Galaxy Resources remains committed to optimizing its current lithium production facilities, hard rock mines, and brine assets in Australia, Canada and Argentina. It wholly owns and operates the James Bay lithium pegmatite project in Quebec, Canada and the Mt Cattlin mine in Ravensthorpe Western Australia, which is currently producing spodumene and tantalum concentrate.

AVZ Minerals Now Fully Funded Raising $9.8M


AVZ Minerals announced the success of its placement to raise $9.8 million. Combined with the recently implemented Share Purchase Plan this will bring the total proceeds from the new share issues to $15 million.

The Placement was completed at 3.8¢ per share and 257 million new shares will be issued under the Company’s 15% placement capacity.
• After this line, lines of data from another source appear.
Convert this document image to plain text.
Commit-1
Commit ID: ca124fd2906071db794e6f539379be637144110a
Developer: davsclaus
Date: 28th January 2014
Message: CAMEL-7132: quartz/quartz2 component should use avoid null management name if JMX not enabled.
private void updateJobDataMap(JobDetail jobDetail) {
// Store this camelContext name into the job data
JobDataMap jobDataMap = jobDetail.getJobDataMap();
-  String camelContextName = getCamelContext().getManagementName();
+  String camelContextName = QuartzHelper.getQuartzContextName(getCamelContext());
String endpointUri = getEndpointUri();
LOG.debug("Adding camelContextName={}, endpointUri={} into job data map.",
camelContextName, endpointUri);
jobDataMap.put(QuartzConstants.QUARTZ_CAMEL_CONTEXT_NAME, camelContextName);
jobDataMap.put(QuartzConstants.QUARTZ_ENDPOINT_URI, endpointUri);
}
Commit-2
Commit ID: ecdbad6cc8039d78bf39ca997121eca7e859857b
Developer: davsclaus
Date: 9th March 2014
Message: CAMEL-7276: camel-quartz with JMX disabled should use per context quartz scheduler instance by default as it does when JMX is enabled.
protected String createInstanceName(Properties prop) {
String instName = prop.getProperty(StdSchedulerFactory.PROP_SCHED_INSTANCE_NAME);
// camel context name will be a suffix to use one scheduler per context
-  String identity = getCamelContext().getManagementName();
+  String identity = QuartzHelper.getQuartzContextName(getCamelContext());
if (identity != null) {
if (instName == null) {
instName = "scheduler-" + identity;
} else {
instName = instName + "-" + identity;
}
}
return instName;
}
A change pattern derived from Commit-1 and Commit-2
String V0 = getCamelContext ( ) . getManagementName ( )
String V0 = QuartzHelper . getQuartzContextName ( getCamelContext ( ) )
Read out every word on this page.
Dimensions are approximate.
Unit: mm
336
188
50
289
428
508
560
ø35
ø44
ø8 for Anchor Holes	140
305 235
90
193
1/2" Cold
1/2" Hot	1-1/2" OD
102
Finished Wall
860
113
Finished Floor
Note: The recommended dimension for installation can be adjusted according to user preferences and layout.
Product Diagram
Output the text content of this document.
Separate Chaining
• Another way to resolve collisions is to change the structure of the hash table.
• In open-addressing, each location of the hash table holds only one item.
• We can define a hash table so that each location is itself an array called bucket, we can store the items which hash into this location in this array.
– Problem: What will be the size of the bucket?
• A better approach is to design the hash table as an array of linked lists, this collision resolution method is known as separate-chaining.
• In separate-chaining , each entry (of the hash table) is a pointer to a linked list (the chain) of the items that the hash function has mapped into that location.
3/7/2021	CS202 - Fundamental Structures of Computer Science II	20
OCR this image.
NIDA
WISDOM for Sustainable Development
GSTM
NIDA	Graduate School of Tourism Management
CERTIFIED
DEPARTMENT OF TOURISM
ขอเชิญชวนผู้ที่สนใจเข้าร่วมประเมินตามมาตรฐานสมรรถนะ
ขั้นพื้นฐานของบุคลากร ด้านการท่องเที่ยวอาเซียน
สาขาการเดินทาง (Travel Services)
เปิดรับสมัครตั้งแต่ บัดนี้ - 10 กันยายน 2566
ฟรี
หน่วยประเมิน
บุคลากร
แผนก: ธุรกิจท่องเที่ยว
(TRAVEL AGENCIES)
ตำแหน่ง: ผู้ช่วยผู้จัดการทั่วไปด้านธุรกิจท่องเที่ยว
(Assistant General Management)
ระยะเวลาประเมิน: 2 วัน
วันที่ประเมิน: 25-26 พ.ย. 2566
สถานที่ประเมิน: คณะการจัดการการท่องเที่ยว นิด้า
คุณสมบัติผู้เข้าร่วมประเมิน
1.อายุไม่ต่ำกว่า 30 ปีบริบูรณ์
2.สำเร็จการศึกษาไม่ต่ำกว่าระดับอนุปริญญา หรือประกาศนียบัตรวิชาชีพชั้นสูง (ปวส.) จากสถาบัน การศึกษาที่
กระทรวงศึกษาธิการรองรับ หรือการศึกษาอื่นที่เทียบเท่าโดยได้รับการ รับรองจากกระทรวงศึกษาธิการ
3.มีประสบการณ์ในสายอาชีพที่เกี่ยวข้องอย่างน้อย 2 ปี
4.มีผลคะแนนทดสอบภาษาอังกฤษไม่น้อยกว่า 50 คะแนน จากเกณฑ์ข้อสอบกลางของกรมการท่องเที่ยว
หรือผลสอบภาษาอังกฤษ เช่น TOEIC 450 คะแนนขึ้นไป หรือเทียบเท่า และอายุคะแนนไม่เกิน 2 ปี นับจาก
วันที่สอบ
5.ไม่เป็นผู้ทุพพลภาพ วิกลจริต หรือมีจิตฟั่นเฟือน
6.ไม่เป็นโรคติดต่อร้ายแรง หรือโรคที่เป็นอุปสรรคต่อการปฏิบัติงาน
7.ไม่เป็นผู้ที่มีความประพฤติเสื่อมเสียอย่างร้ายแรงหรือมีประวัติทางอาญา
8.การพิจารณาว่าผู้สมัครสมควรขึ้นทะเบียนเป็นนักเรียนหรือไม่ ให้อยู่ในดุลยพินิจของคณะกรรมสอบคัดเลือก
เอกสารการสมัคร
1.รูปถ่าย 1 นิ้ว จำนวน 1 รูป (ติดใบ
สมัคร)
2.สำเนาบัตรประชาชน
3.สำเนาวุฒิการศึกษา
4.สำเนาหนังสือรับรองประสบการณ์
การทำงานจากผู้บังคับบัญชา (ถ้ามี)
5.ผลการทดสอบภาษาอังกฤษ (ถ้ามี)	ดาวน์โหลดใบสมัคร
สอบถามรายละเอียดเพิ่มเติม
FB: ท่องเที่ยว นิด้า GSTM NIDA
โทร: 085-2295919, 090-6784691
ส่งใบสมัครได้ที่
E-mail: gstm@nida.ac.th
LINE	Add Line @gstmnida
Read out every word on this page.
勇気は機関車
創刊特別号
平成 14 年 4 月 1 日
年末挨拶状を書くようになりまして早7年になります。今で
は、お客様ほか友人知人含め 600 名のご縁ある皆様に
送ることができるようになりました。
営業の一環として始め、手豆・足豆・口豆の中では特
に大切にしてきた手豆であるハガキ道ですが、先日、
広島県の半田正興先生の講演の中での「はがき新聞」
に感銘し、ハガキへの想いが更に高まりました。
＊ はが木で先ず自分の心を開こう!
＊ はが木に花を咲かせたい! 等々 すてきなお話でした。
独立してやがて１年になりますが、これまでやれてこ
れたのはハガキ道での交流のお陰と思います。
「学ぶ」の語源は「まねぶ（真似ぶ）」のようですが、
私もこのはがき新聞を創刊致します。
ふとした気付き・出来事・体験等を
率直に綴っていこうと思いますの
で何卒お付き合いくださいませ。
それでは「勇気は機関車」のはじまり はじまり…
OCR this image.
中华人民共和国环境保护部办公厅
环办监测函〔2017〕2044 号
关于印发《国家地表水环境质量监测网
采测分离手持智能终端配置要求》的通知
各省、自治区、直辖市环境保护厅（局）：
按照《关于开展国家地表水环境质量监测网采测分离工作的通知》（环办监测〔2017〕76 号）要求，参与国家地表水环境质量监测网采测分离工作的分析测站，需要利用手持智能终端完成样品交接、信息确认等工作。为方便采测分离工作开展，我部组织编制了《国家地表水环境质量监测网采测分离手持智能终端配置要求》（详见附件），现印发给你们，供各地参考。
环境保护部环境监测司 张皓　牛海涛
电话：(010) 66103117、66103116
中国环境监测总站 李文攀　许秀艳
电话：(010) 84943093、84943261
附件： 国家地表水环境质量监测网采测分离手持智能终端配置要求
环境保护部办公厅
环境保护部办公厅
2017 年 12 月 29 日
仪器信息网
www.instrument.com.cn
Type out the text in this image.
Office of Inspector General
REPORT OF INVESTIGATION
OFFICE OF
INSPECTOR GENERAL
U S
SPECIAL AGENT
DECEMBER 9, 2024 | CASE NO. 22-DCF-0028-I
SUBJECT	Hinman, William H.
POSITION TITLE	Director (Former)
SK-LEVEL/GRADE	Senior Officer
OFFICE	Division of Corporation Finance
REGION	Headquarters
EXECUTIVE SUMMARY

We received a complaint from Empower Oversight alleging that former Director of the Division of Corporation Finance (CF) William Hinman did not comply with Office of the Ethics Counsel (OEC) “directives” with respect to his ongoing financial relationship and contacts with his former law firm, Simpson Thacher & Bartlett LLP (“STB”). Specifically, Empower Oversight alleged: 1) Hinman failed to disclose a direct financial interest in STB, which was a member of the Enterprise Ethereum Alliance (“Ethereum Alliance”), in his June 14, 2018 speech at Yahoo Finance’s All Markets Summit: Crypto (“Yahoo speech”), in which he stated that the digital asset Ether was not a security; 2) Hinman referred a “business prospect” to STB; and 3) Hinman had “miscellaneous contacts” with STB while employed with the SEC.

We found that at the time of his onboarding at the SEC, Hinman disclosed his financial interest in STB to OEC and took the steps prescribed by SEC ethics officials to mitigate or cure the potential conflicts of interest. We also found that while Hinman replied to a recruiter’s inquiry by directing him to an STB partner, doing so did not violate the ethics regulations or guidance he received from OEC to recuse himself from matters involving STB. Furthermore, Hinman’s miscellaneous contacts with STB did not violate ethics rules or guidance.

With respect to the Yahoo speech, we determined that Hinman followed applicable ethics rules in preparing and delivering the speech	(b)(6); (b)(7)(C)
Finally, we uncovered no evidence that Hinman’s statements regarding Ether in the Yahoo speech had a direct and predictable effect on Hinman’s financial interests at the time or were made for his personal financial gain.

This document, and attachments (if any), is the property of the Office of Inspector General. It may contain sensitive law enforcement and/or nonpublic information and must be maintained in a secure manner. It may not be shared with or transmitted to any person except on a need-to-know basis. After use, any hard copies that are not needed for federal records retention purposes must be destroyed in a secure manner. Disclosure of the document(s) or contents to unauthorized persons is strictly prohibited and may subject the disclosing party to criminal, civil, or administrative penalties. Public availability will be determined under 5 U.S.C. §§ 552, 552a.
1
“This Placement together with the oversubscribed SPP will leave AVZ fully funded to final investment decision. I would like to thank Huayou Cobalt Group for its continued support and also welcome Lithium Plus and a number of new Australian and global institutions to our register. We look forward to working with Huayou Cobalt Group and Lithium Plus in developing the World-Class Manono Lithium and Tin Project.” Said Managing Director, Nigel Ferguson

“The placement comes at an exciting time for participants in the lithium industry as interest in EVs in the world’s largest vehicle market surges. The Company notes that sales of electric cars in China is reported to have increased 188% in January 2019” (source: The Australian Financial Review 23-24 February 2019, “Car Makers Brace for Electric Shock” written by Hans van Leeuwen).

About AVZ Minerals LTD

AVZ Minerals Ltd is a junior mineral exploration company focused on developing the Manono Project located in the south of the Democratic Republic of Congo (DRC) in central Africa. AVZ has a 60 per cent interest in the Manono Project.

The Manono Project is potentially one of the world’s largest lithium-rich LCT (lithium, caesium, tantalum) pegmatite deposits. The Manono pegmatite extends for a strike length of at least 13km and is more than 240m thick in places. The Manono Project includes the historic Manono Mine, a pegmatite deposit mined for its tin content from 1919 to 1982.

The Company also holds a 100 per cent interest in the Manono Extension Project which surrounds the Manono Project.

In addition, AVZ holds a 60 per cent interest in the Katanga Regional Project which comprises seven exploration licences in the Kibaran Belt in southern DRC which are known to host lithium-bearing pegmatites.

AVZ listed on the Australian Securities Exchange (ASX) in 2007 under the code AVZ.

Lithium Australia progressing German Sadisdorf project

By producing lithium from unconventional sources, Lithium Australia has identified a metallurgical process route which may provide security for the European renewable energy industry.

Lithium Australia is of the opinion that, by situating a SiLeach® plant at Sadisdorf to treat locally available micas and converting the lithium chemicals produced to cathode powders. This has been previously demonstrated at pilot scale.